Patience for patients
By Tracy Rusch, journalism, May 2008 graduate
Ten minutes is long if someone has been put on hold during an important phone call, or if grocery store lines stretch into the aisles. But when a doctor has only 10 minutes to discuss treatment options with a patient, time flies.
When UW Oshkosh graduate nursing student Lori Dehnke was in an Adult Health Nurse Practitioner program clinical, she experienced the short patient visit time that health care providers had. She wanted to see patients and teach but, after that semester, she decided NP Masters wasn’t for her and changed her major to nursing education, focusing only on the teaching aspect.
Years before, Dehnke had experienced the importance of spending time to discuss options with patients when her 80-year-old grandmother had a heart attack. Her grandmother’s doctor told her that bypass surgery was her only option. But Dehnke, an intensive care unit nurse at the time, discussed with her grandmother an option the doctor hadn’t. She could decide to take medical treatment rather than surgical.
“I sat down and I talked with her about how rigorous the surgery was,” Dehnke said. “In the end, she said ‘Well, I don’t want it…but that’s all he told me I could have.’”
Patient advocacy is support for patients in any situation, and the American Nurses Association places this in an important light for nurses. “I’m a firm believer in making patients aware of what all their options are,” Dehnke said. “Not that I want to tell them not to have treatment, but there is that option.”
Dehnke’s experiences created the focus of her research project titled “Analysis of Learning Patient Advocacy,” that won her a 2008 Celebration of Scholarship Graduate School Award.

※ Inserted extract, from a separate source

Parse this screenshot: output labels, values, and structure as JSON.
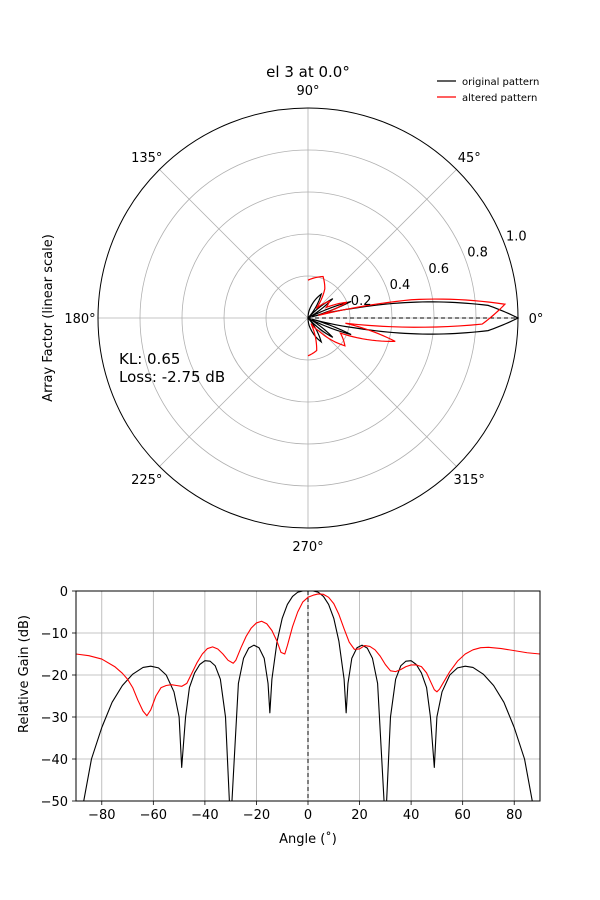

During her exploratory study, Dehnke surveyed senior students who were graduating in May 2008. She asked them questions based on what they had learned about patient advocacy during their schooling. Dehnke said that the majority of the students had a basic definition of patient advocacy, which led to several themes: Standing up for patients’ rights and wishes, nursing as a voice for patients, and keeping the patients’ best interests.
She also said that the majority of students utilized lecture, discussion, clinical lab, the clinical setting, and even their work as certified nursing assistants and nurse externs to further their understanding of the patient advocacy role.
“Continued emphasis and development of this role is needed since a small number of students wrote they couldn’t remember learning about patient advocacy in these areas,” Dehnke said. “Advocacy is a role that must be learned through time and experience.” She also said that the College of Nursing provides a foundation for this learning that future employers must build on.
“I think, as a nurse, you can help your patients understand all of the options and spend the time to re-explain or…clarify for the first time what the patient wants,” Dehnke said. “And that takes the time that doctors don’t necessarily have.”
Dehnke wants to teach others that procedures don’t have to be done just because the technology exists; that no treatment with support is an option. “There is death with dignity,” Dehnke said. “Just because you choose not to have an extreme procedure doesn’t mean that you can’t have a high quality of life.”
After Dehnke’s August 2008 graduation, she started teaching undergraduates in the UW Oshkosh School of Nursing. She plans to use her research findings in her teaching, and will continue to research patient advocacy. “Research is a lot of work, but it’s well worth it,” Dehnke said. “It’s very rewarding.”
As a UW Oshkosh graduate student, Lori Dehnke was involved in Celebration of Scholarship 2008.